Lets say I have a string "Hello." I want to see if this string contains a period:
text <- "Hello."
results <- grepl(".", text)
This returns results as TRUE, but it would return that as well if text is "Hello"
without the period.
I'm confused, I can't find anything about this in the documentation and it only does this for the period.
Any ideas?
The grepl() stands for “grep logical”. In R it is a built-in function that searches for matches of a string or string vector. The grepl() method takes a pattern and data and returns TRUE if a string contains the pattern, otherwise FALSE.
Any character (except for the newline character) will be matched by a period in a regular expression; when you literally want a period in a regular expression you need to precede it with a backslash. Many times you'll need to express the idea of the beginning or end of a line or word in a regular expression.
The grep and grepl functions use regular expressions or literal values as patterns to conduct pattern matching on a character vector. The grep returns indices of matched items or matched items themselves while grepl returns a logical vector with TRUE to represent a match and FALSE otherwise.
The Difference Between \s and \s+ For example, expression X+ matches one or more X characters.

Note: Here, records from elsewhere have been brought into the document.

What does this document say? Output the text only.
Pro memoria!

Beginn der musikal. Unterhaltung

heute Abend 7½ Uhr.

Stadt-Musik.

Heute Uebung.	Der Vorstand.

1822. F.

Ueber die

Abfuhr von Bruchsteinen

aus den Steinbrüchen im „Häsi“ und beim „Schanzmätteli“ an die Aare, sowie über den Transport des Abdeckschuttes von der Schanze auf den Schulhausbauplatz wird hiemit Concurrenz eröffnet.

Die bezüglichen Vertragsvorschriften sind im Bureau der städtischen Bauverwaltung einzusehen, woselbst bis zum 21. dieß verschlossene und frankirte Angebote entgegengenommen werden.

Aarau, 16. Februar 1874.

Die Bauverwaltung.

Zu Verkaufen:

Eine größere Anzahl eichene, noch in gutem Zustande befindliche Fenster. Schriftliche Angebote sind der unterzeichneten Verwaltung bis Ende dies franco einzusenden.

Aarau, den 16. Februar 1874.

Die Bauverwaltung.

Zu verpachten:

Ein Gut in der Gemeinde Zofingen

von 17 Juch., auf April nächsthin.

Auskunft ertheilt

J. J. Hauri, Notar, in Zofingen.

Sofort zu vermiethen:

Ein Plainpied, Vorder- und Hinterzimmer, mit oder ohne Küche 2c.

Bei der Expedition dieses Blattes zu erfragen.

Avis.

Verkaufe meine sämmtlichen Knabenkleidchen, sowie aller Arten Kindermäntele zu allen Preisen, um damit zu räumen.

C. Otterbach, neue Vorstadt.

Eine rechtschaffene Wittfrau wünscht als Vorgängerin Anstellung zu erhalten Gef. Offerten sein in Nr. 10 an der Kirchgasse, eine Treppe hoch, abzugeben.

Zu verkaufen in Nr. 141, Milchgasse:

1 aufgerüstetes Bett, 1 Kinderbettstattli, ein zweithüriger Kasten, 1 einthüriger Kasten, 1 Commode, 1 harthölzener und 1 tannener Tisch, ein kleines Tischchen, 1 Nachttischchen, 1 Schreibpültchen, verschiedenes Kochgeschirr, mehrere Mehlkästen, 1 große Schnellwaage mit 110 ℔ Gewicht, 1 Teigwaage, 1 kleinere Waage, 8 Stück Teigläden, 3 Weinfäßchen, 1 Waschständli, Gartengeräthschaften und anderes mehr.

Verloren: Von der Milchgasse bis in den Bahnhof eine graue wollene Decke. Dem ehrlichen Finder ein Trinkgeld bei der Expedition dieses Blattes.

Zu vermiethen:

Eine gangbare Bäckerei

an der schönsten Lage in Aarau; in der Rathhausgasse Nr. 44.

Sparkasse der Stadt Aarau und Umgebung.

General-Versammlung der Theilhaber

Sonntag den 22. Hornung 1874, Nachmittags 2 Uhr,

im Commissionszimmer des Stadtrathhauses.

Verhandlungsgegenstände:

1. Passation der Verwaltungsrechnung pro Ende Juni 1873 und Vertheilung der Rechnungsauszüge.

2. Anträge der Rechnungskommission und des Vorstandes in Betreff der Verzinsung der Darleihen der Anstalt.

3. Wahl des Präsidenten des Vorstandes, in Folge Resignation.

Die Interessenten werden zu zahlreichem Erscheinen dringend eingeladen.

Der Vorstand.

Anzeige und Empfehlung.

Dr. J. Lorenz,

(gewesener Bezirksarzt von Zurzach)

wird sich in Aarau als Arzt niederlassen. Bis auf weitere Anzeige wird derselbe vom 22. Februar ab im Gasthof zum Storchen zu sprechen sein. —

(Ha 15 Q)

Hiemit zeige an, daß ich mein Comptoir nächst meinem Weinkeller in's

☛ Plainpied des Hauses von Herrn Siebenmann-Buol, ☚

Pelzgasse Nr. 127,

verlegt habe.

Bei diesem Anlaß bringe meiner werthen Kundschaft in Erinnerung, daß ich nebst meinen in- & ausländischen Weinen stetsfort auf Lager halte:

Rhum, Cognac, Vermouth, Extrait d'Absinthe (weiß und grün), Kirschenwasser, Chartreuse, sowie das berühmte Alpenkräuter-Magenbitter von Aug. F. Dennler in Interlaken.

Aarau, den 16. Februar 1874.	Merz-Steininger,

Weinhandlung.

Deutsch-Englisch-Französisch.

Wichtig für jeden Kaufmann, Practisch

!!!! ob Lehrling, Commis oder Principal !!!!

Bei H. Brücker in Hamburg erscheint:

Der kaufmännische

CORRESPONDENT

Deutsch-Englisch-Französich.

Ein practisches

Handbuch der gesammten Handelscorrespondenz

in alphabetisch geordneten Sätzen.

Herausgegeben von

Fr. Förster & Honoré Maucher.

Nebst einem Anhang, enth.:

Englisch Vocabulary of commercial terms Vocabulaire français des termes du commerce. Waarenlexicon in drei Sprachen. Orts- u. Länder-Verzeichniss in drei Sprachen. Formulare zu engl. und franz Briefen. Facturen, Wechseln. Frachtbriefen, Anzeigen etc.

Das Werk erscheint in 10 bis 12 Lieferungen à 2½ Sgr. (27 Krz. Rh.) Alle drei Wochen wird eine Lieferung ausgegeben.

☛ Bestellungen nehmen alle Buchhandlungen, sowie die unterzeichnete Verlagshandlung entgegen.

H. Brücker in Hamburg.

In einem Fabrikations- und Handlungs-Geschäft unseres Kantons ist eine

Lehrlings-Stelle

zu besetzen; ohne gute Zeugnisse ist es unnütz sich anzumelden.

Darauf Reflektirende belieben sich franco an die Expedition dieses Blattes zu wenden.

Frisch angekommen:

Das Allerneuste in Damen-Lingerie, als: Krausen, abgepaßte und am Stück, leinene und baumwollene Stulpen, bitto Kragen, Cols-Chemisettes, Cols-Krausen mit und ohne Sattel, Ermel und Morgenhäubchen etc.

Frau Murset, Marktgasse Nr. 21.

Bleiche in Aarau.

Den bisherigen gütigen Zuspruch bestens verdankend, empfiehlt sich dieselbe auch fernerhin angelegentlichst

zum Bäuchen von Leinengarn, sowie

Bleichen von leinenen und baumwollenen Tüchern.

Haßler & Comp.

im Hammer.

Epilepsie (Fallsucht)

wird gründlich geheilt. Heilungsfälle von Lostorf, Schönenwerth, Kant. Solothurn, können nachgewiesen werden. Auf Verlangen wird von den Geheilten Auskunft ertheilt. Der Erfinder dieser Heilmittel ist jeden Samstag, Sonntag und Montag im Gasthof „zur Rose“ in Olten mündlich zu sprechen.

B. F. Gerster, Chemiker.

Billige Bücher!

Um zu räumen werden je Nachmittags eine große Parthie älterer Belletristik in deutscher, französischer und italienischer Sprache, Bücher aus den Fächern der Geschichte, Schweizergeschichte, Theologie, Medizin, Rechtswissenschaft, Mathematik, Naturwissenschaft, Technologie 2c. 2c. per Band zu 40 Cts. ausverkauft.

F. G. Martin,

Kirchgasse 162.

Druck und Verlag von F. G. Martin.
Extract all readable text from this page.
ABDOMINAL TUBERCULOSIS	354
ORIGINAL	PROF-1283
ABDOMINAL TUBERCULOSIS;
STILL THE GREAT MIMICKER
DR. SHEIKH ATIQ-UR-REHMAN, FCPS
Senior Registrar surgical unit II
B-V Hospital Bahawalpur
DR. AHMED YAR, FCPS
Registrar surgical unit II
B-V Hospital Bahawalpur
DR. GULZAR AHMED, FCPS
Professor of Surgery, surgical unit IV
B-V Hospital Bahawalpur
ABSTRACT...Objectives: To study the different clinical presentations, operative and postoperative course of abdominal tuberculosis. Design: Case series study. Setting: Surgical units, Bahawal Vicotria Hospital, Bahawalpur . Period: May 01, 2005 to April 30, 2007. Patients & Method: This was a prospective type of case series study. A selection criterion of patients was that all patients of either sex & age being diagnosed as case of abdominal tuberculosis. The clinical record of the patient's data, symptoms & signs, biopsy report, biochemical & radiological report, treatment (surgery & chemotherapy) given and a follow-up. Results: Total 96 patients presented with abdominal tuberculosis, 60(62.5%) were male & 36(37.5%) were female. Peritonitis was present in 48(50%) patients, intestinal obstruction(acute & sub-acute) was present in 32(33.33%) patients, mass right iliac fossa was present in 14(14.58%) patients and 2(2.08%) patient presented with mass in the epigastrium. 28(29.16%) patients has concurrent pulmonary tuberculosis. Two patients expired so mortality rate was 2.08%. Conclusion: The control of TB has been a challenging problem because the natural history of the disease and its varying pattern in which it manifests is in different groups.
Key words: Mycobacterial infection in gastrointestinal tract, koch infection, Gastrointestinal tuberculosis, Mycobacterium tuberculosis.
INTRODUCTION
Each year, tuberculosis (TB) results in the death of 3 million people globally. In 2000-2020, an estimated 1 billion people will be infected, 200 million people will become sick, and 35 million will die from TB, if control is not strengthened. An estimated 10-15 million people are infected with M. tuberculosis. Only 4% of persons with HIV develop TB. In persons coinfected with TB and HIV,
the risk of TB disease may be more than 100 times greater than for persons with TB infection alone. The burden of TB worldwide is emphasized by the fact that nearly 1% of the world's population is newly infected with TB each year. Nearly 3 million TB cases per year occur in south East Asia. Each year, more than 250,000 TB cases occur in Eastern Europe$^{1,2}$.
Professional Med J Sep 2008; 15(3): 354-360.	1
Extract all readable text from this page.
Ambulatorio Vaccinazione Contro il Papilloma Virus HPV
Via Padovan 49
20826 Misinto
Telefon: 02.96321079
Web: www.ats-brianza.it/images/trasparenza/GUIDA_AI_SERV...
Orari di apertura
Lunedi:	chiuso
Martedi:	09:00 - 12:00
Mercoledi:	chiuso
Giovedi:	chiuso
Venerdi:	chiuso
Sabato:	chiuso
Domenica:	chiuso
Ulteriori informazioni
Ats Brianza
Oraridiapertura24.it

Therefore, the regular expression \s matches a single whitespace character, while \s+ will match one or more whitespace characters.
See the differences with these examples
> grepl("\\.", "Hello.")
[1] TRUE
> grepl("\\.", "Hello")
[1] FALSE
the .
means anything as pointed out by SimonO101, if you want to look for an explicit .
then you have to skip it by using \\.
which means look for a .
R documentation is extensive on regular expressions, you can also take a look at this link to understand the use of the dot.